With the timing of the world's biggest asshole, Kaura and Gardan catch up with them, successfully making off with the professor -- Jin tries to stop them, but comes into contact with Tokimura and can't grab him because of the Anti-Flash, instead getting a whopper of a punch from Kaura. The Tokimuras are saints, man. They're frightened and upset about not only Kaura kidnapping the professor, but for what just went down with the Flashman, but they're still on the Flashman's side. They believe their words that they'll save the professor, and pity them for going through what they're going through. (There's a moment when the daughters seem afraid to touch the Flashman, but that doesn't last. You can imagine some show trying to wring some drama out of that, having the girls complain or be afraid OF the Flashman, but Flashman's smart enough to avoid that.)

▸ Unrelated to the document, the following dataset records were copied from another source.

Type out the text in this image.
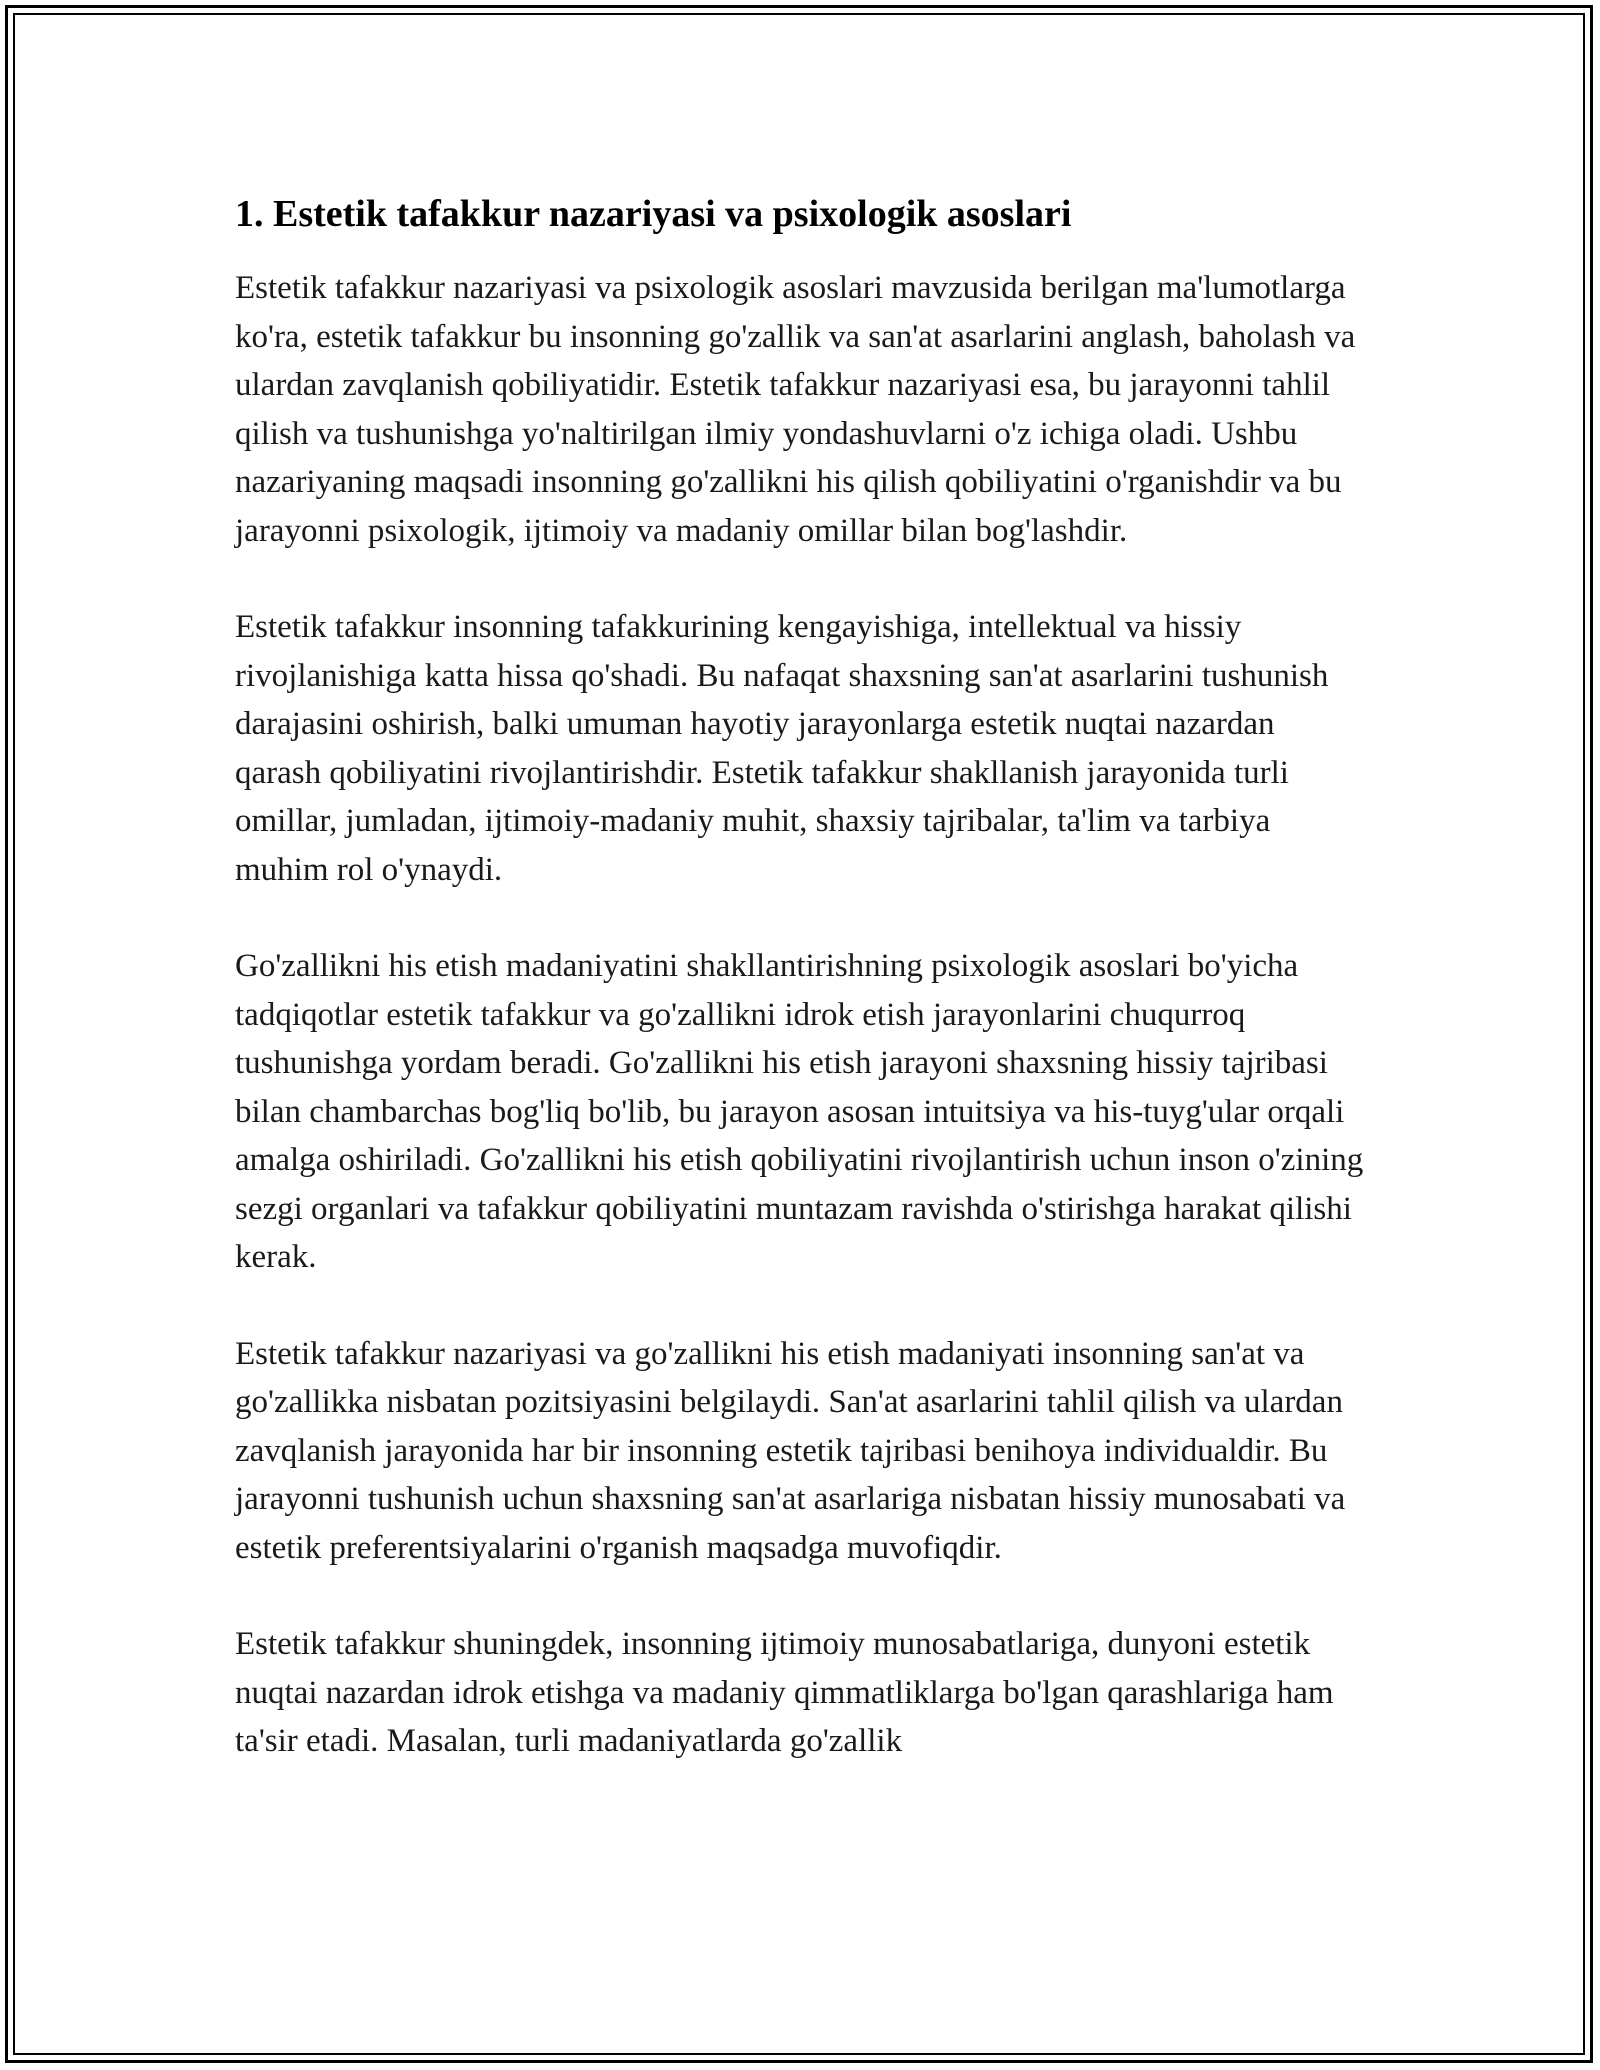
1. Estetik tafakkur nazariyasi va psixologik asoslari

Estetik tafakkur nazariyasi va psixologik asoslari mavzusida berilgan ma'lumotlarga ko'ra, estetik tafakkur bu insonning go'zallik va san'at asarlarini anglash, baholash va ulardan zavqlanish qobiliyatidir. Estetik tafakkur nazariyasi esa, bu jarayonni tahlil qilish va tushunishga yo'naltirilgan ilmiy yondashuvlarni o'z ichiga oladi. Ushbu nazariyaning maqsadi insonning go'zallikni his qilish qobiliyatini o'rganishdir va bu jarayonni psixologik, ijtimoiy va madaniy omillar bilan bog'lashdir.

Estetik tafakkur insonning tafakkurining kengayishiga, intellektual va hissiy rivojlanishiga katta hissa qo'shadi. Bu nafaqat shaxsning san'at asarlarini tushunish darajasini oshirish, balki umuman hayotiy jarayonlarga estetik nuqtai nazardan qarash qobiliyatini rivojlantirishdir. Estetik tafakkur shakllanish jarayonida turli omillar, jumladan, ijtimoiy-madaniy muhit, shaxsiy tajribalar, ta'lim va tarbiya muhim rol o'ynaydi.

Go'zallikni his etish madaniyatini shakllantirishning psixologik asoslari bo'yicha tadqiqotlar estetik tafakkur va go'zallikni idrok etish jarayonlarini chuqurroq tushunishga yordam beradi. Go'zallikni his etish jarayoni shaxsning hissiy tajribasi bilan chambarchas bog'liq bo'lib, bu jarayon asosan intuitsiya va his-tuyg'ular orqali amalga oshiriladi. Go'zallikni his etish qobiliyatini rivojlantirish uchun inson o'zining sezgi organlari va tafakkur qobiliyatini muntazam ravishda o'stirishga harakat qilishi kerak.

Estetik tafakkur nazariyasi va go'zallikni his etish madaniyati insonning san'at va go'zallikka nisbatan pozitsiyasini belgilaydi. San'at asarlarini tahlil qilish va ulardan zavqlanish jarayonida har bir insonning estetik tajribasi benihoya individualdir. Bu jarayonni tushunish uchun shaxsning san'at asarlariga nisbatan hissiy munosabati va estetik preferentsiyalarini o'rganish maqsadga muvofiqdir.

Estetik tafakkur shuningdek, insonning ijtimoiy munosabatlariga, dunyoni estetik nuqtai nazardan idrok etishga va madaniy qimmatliklarga bo'lgan qarashlariga ham ta'sir etadi. Masalan, turli madaniyatlarda go'zallik
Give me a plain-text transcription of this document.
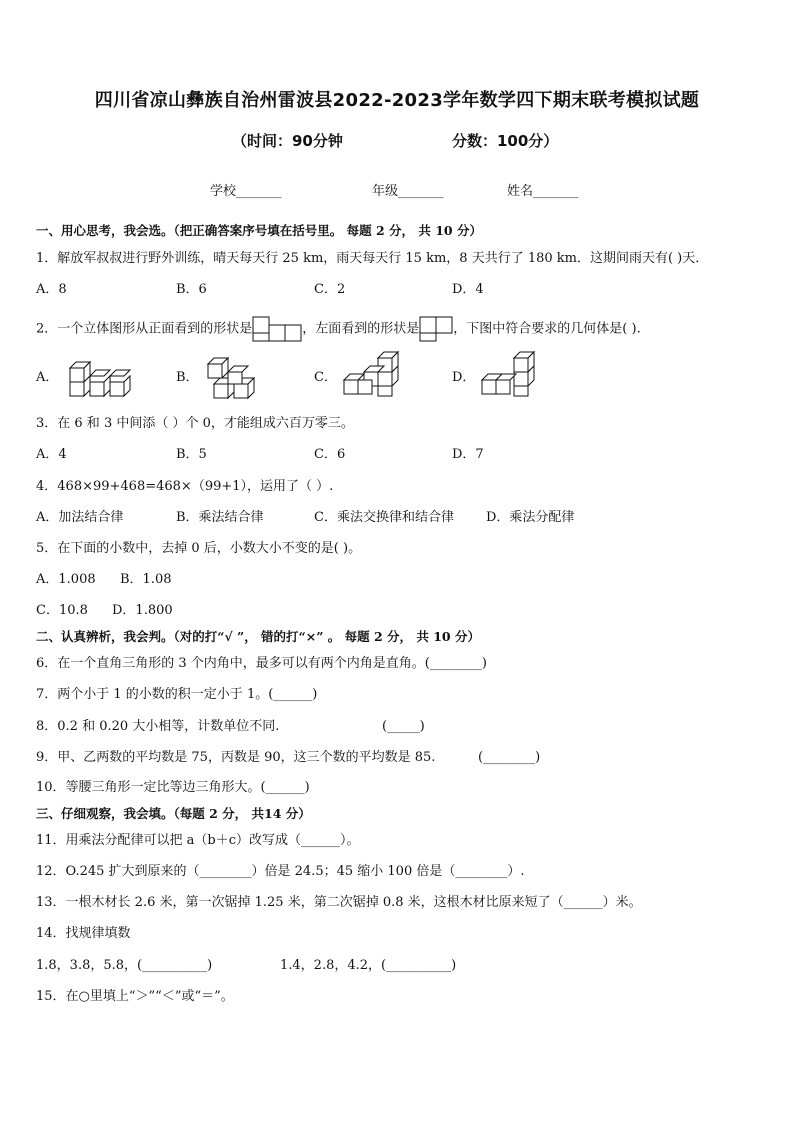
四川省凉山彝族自治州雷波县2022-2023学年数学四下期末联考模拟试题
（时间：90分钟	分数：100分）
学校_______	年级_______	姓名_______
一、用心思考，我会选。（把正确答案序号填在括号里。 每题 2 分， 共 10 分）
1．解放军叔叔进行野外训练，晴天每天行 25 km，雨天每天行 15 km，8 天共行了 180 km．这期间雨天有( )天．
A．8	B．6	C．2	D．4
2．一个立体图形从正面看到的形状是	，左面看到的形状是	，下图中符合要求的几何体是( ).
A．	B．	C．	D．
3．在 6 和 3 中间添（ ）个 0，才能组成六百万零三。
A．4	B．5	C．6	D．7
4．468×99+468=468×（99+1），运用了（ ）.
A．加法结合律	B．乘法结合律	C．乘法交换律和结合律 D．乘法分配律
5．在下面的小数中，去掉 0 后，小数大小不变的是( )。
A．1.008 B．1.08
C．10.8 D．1.800
二、认真辨析，我会判。（对的打“√ ”， 错的打“×” 。 每题 2 分， 共 10 分）
6．在一个直角三角形的 3 个内角中，最多可以有两个内角是直角。(________)
7．两个小于 1 的小数的积一定小于 1。(______)
8．0.2 和 0.20 大小相等，计数单位不同.	(_____)
9．甲、乙两数的平均数是 75，丙数是 90，这三个数的平均数是 85.	(________)
10．等腰三角形一定比等边三角形大。(______)
三、仔细观察，我会填。（每题 2 分， 共14 分）
11．用乘法分配律可以把 a（b＋c）改写成（______）。
12．O.245 扩大到原来的（________）倍是 24.5；45 缩小 100 倍是（________）.
13．一根木材长 2.6 米，第一次锯掉 1.25 米，第二次锯掉 0.8 米，这根木材比原来短了（______）米。
14．找规律填数
1.8，3.8，5.8，(__________)	1.4，2.8，4.2，(__________)
15．在○里填上“＞”“＜”或“＝”。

How do the Flashman end up beating their unstoppable opponent, by the way? Magu arrives on the battlefield, to everyone's confusion and impatience. But he opens up the monitor stored in his belly to show a manufactured image of Kaura, calling out the names of his Alien Hunter comrades as he did earlier, and successfully gets the monster in a confused state long enough to Rolling Vulcan its ass. This is the kind of out of left field involvement from Magu I like -- not him messing with their powers and nearly killing 'em. And this is the end of the remaining Alien Hunters -- we've now entered the stage of our main villains getting picked off one by one.
So, Mess is once again stepping up their attacks, they now have renegade Kaura to contend with, and now this Anti-Flash. The Flashman can't catch a break. I always thought it was an interesting parallel that, in this episode, the Flashman begin to be affected by the Anti-Flash and the Mess officers are affected by the Deus genes within them being manipulated as Keflen creates the new Deus Beast Soldiers. They both serve to accelerate the narrative in order to wrap the series up, but it doesn't feel forced or rushed or like it's just been pulled from the air this minute by the show's staff.
Sad thing is, all Mess had to do was wait. Wait a couple of weeks, the Flashman would be dead, and they could do all the damage to Earth they wanted. Too bad Keflen pissed off Kaura one too many times, eh? Kaura's really the wrench in the plans. And it's believable that the egos and pride of these two men, Keflen and Kaura, would become the beginning of their downfall. It's not stupidity or oversight in a plan, just two guys who are used to calling their own shots and who hate each other. Kaura feels undermined by Keflen, Keflen feels threatened by Kaura. And it's another story element that feels earned and developed, not artificial or contrived. There's a lot of times where this scenario can make the characters look stupid, and there's a lot of times where this development can feel convenient. But that's not the case here. And, after this episode, Kaura has a vendetta against Deus, as well, vowing to take him down. (And he just might.)